After three months, all subjects will return to the clinic for an A1c and BP measure, and for post study surveys. Data collection will include achievement of clinical goals in blood glucose (A1c measure at end of 3 month intervention [+/- 2 weeks] and BP). If enrolled subjects have an available A1c and BP measure recorded in the record at the end of 6 months, we will collect these data to assess longer term effects of the intervention. Patient records will be reviewed for interventions provided to patient (i.e., documenting the process of medication changes, advice provided).

Interview data will be collected from physicians and nurses re: perceptions of use of the data from the device; patient perceptions of the home-device application, and patient use rates of data upload (intervention), and frequency of BG and BP testing both before and during the intervention period (for both intervention and control patients).

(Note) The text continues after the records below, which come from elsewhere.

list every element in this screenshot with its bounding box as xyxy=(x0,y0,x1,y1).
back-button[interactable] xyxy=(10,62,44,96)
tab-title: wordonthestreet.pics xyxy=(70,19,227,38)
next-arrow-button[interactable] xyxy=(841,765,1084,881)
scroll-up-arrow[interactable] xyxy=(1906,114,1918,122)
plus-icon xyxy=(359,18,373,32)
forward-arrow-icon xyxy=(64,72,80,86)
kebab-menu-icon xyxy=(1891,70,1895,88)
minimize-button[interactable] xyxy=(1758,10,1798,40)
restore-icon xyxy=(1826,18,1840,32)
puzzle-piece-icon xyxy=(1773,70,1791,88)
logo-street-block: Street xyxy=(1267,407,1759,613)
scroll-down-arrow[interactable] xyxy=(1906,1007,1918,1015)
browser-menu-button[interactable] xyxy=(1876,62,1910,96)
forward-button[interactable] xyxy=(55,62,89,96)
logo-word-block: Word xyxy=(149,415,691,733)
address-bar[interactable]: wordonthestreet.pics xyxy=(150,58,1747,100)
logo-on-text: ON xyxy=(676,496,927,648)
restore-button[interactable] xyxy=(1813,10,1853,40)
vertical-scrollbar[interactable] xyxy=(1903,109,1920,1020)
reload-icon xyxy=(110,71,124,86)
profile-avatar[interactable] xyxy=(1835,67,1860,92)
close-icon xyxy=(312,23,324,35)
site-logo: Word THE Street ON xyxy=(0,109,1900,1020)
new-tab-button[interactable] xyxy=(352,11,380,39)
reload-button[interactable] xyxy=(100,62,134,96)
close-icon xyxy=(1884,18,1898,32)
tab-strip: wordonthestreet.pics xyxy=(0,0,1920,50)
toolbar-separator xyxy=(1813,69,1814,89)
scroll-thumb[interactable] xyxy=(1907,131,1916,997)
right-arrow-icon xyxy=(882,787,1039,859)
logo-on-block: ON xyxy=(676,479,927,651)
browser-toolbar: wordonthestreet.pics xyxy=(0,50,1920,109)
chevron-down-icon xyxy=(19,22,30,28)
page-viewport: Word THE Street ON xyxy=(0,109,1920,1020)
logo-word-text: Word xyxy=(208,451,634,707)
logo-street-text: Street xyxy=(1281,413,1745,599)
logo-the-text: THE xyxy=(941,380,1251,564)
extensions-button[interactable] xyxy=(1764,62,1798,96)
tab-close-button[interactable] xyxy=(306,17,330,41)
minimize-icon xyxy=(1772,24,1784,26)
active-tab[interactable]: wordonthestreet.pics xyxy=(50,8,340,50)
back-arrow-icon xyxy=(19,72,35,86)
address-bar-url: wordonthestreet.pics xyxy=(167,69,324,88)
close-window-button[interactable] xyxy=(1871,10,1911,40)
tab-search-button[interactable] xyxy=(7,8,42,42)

The primary outcome measure will be a comparison of A1c at three months following enrollment (i.e., patient met goal of > 0.5% change in A1c or SBP < 130). The proportion of patients who meet the blood glucose / BP goal three months after enrollment will be computed for both the intervention group and the control group. For each group, the denominator will be the number of patients enrolled in that group (and thus were not meeting the recommended goals at the time of enrollment). The numerator will be those patients who meet the recommended goals as determined during an office visit which occurs three months (+/- 14 calendar days) after enrollment.

Changes in care processes will be categorized and described, and related to the patient entered data (daily blood glucose measures).

Physician and nurse perception data will be analyzed using qualitative approaches. Intervention group patient perceptions and satisfaction with the home-device application will be measured using a short survey and analyzed descriptively.

In the intervention group, patient use rates will be calculated to include the percent of readings submitted as the numerator and total expected as denominator (e.g., submitted 70 readings/90 days = 78% use rate).

RN time per week for data review & follow up will be analyzed descriptively to assess the burden of responding to monitoring data.

Data will be collected on the time for enrollment and patient training in order to estimate costs associated with the intervention.